孟嘗君、帰りて秦を怨み、韓魏と之を伐ち函谷関に入る。

秦城を割きて以て和す。

現代語訳

靖郭君田嬰という人は、斉国の宣王の腹違いの弟です。

薛の領主を命じられていました。

子供の名を文といいました。

食客が数千人いたのです。

その名声は諸侯に知れ渡っていました。

人々は彼を孟嘗君と呼びました。

秦の昭王は、孟嘗君が賢いということを聞き、人質をまず斉国に差し出してから、面会を求めました。

孟嘗君が秦にやって来たらすぐにその地に留め、捕らえて殺そうとしたのです。

孟嘗君は人に命じて、昭王のお気に入りの女性のところへ行き、自分を解放してくれるようにお願いさせました。
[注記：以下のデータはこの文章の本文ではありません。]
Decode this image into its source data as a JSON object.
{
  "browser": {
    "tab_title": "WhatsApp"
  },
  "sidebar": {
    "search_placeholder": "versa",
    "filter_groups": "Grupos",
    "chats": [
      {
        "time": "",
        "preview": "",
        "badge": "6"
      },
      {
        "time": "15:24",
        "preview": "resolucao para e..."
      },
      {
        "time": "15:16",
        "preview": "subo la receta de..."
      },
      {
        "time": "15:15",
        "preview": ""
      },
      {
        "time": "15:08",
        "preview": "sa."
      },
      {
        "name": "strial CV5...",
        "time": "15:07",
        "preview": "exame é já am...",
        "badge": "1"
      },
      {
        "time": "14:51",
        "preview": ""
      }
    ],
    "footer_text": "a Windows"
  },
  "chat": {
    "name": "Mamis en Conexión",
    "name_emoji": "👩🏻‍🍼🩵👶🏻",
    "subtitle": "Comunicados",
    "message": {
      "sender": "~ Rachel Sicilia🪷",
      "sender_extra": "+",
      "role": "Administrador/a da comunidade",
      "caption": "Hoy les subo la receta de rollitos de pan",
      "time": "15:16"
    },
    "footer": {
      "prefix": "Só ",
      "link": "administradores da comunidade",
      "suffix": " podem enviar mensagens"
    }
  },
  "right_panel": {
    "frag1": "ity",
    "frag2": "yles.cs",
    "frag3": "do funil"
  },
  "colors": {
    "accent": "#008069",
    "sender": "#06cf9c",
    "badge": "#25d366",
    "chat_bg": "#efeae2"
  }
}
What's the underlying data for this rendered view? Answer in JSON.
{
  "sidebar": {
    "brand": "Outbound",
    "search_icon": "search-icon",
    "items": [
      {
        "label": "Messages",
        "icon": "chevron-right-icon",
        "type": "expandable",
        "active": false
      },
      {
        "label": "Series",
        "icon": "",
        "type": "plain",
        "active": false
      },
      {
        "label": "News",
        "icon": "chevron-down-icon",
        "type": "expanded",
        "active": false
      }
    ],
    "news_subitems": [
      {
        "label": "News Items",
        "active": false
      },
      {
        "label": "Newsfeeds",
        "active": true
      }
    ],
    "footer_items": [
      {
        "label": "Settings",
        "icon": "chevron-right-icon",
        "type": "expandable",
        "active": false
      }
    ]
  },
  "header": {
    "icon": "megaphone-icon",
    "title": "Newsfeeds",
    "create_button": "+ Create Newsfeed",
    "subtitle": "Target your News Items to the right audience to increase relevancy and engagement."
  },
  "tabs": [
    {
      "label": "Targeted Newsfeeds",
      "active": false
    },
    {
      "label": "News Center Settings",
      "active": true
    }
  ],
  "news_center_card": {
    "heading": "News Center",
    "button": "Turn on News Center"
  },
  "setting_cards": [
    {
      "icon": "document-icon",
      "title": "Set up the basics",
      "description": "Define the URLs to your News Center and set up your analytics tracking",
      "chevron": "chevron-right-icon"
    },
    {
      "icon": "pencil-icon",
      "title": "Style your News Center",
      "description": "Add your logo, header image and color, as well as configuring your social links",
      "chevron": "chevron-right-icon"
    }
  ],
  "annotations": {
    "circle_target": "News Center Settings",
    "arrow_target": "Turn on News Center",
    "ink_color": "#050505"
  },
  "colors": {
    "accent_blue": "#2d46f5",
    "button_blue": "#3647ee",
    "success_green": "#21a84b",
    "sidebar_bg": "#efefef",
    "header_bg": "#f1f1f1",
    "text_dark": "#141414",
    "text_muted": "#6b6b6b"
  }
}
姫は「孟嘗君の持っている白い毛皮のコートが欲しい。」と言います。

確かに孟嘗君は、以前狐白裘(こはくきゅう)を昭王に献上しました。

もう他の毛皮は持っていなかったのです。

そこで食客の中から、盗みの得意な者を探し出しました。

秦の蔵に忍び込み、裘を盗み取って姫に献上したのです。

姫は孟嘗君のために口添えをしてついに釈放されました。

孟嘗君はすぐに逃げ去り、姓名を変えて、夜更けに函谷関の関所に到着したのです。

この関所の決まりは、朝に鶏が鳴いたら通行人を通すことになっていました。

孟嘗君は秦王が自分たちを追いかけてくることを怖れました。

食客の中に、たまたま鶏の鳴き真似の得意な者がいたのです。

食客が鶏の鳴き真似をすると、鶏が一斉に鳴き出しました。

やっとのことで通行を許可されたのです。

孟嘗君が関所を出た直後、追っ手が来たものの、捕まえることはできませんでした。

孟嘗君は斉に帰ってから秦を恨み、韓、魏とともに秦に攻め込み函谷関に入りました。

秦は敗れ、町を割譲して和睦を結んだのです。

宮城谷昌光の魅力

宮城谷昌光のすばらしさはその文章の美しさにあります。

とくに女性を描きだす筆力は抜群ですね。

もちろん、それだけではありません。

多くの学びをそこから得ることができます。

小国がどうやって生き抜いていけばいいのか。

それも大国の力を借りつつ、生き延びていくのかという知恵もこの小説にはあります。

読んでいると中国全土を、自分が毎日駆け回っているかのような心楽しさがありました。

文章が実にうまい。

ただそのうまさに感嘆するのみです。

孟嘗君の持つ明るさも読んでいて嬉しいですね。

人を信じるという基本が為政者には必要だということもよくわかります。

そうでなければ、誰もついてこなかったでしょう。

ちなみに孟嘗君が亡くなったのは紀元前279年のことです。

今回も最後までお付き合いいただき、ありがとうございました。